If the numbers appeared on the two throws of a fair six faced die are $$\alpha$$ and $$\beta$$, then the probability that $$x^2 + \alpha x + \beta > 0$$, for all $$x \in \mathbb{R}$$, is

Given quadratic expression

$$x^2+\alpha x+\beta$$

For

$$x^2+\alpha x+\beta>0\quad \forall x\in\mathbb R,$$

the quadratic must have a positive leading coefficient and no real roots.

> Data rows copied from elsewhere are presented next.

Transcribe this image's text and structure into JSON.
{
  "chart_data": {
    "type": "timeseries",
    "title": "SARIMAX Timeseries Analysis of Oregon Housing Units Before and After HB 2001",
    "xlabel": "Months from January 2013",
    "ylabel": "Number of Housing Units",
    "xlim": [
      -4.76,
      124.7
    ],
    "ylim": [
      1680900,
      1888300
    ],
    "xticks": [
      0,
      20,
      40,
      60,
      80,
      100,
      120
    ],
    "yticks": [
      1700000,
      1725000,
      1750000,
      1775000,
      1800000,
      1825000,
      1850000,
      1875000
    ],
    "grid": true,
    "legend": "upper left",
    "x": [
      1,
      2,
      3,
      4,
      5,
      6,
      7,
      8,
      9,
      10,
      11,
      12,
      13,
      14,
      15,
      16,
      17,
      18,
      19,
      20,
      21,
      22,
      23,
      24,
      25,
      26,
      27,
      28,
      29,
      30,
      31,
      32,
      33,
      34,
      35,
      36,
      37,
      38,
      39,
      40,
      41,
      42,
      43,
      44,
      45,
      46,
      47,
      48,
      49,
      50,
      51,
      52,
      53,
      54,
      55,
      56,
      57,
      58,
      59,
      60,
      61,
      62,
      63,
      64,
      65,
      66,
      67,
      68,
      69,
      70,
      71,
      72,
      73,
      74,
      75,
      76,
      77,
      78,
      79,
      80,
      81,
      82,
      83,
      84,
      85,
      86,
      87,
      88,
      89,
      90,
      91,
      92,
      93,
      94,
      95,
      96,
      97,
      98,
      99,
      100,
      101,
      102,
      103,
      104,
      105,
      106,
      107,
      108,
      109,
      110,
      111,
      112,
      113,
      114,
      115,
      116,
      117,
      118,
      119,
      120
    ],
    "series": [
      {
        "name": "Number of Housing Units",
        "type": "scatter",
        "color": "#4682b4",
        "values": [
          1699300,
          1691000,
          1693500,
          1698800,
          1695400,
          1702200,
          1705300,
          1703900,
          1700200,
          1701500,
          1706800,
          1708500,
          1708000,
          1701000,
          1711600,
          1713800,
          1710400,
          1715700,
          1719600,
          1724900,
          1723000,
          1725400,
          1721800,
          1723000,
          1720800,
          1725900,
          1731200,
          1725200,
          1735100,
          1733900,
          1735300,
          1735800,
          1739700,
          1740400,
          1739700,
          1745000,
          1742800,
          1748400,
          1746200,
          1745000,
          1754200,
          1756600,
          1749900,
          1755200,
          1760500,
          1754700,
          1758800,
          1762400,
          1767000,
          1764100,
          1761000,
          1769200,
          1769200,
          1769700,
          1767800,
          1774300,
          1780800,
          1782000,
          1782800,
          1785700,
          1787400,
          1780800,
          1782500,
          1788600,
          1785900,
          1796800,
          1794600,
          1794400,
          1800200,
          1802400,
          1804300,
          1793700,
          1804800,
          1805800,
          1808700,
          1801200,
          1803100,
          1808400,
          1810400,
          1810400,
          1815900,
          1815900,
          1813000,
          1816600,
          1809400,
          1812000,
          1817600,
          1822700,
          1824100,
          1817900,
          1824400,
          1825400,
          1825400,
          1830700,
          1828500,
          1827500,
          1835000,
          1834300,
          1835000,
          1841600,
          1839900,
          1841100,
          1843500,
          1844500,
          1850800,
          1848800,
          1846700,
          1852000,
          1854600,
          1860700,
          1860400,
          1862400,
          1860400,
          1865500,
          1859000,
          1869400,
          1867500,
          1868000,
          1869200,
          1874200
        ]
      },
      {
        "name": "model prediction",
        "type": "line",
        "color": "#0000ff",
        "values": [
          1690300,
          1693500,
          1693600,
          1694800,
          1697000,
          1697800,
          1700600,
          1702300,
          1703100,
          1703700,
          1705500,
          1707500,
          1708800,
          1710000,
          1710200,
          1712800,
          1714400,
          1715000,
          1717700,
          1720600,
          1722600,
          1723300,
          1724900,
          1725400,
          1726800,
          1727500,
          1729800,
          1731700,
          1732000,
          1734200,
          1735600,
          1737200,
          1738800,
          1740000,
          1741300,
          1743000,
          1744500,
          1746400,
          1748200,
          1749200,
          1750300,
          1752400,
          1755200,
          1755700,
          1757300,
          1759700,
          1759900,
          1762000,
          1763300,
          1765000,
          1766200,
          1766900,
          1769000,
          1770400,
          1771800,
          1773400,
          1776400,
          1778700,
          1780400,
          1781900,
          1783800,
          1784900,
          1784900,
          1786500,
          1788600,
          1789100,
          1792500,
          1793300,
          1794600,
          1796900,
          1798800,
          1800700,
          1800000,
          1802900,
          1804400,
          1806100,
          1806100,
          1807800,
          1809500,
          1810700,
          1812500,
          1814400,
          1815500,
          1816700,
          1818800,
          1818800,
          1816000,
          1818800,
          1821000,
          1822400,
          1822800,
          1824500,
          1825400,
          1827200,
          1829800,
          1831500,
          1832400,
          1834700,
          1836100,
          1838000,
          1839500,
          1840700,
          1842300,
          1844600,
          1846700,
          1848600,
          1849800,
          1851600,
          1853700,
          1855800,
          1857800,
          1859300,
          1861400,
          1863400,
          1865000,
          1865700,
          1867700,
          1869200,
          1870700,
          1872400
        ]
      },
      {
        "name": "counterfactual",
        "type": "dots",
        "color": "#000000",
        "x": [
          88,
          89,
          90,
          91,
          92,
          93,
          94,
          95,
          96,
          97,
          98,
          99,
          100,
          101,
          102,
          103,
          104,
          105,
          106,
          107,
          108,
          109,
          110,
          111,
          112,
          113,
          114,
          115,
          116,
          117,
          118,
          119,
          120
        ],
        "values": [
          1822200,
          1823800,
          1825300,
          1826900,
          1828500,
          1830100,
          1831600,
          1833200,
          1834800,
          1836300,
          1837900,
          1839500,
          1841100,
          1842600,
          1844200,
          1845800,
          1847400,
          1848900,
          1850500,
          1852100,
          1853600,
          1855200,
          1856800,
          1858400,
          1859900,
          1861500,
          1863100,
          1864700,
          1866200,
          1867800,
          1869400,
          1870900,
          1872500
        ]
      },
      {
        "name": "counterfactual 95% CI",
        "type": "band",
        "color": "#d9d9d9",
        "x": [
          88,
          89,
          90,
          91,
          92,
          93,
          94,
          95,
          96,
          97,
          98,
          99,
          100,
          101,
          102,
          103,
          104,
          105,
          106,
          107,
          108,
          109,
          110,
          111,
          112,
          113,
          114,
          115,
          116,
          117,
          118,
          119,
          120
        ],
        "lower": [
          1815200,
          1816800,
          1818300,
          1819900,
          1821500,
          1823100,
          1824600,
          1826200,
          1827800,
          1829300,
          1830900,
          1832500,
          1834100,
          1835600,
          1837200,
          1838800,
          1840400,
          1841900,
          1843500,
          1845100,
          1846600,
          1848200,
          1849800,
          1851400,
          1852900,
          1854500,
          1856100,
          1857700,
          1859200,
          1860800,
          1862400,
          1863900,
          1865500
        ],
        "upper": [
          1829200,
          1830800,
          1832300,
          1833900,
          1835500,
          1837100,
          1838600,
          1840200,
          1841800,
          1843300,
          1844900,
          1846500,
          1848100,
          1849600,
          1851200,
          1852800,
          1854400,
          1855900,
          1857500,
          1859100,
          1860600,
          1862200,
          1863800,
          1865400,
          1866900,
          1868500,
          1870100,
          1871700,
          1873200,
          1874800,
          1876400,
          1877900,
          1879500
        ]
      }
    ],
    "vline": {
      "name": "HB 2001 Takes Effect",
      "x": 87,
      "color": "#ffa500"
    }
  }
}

Since the coefficient of $$x^2$$ is already positive, we only require

$$\Delta<0$$

Therefore,

$$\alpha^2-4\beta<0$$

$$\alpha^2<4\beta$$

Now,

$$\alpha,\beta\in\{1,2,3,4,5,6\}$$

We count favorable cases.

For $$\alpha=1,$$

$$1<4\beta$$

which is true for all

$$\beta=1,2,3,4,5,6$$

Hence,

$$6$$ cases.

For $$\alpha=2,$$

$$4<4\beta$$

$$\beta>1$$

Hence,

$$\beta=2,3,4,5,6$$

giving

$$5$$ cases.

For $$\alpha=3,$$

$$9<4\beta$$

$$\beta\ge3$$

Hence,

$$4$$ cases.

For $$\alpha=4,$$

$$16<4\beta$$

$$\beta>4$$

Hence,

$$\beta=5,6$$

giving

$$2$$ cases.

For $$\alpha=5,$$

$$25<4\beta$$

is impossible.

Hence,

$$0$$ cases.

For $$\alpha=6,$$

$$36<4\beta$$

is impossible.

Hence,

$$0$$ cases.

Therefore, total favorable outcomes are

$$6+5+4+2=17$$

Total possible outcomes are

$$6\times6=36$$

Hence, the required probability is

$$\boxed{\frac{17}{36}}$$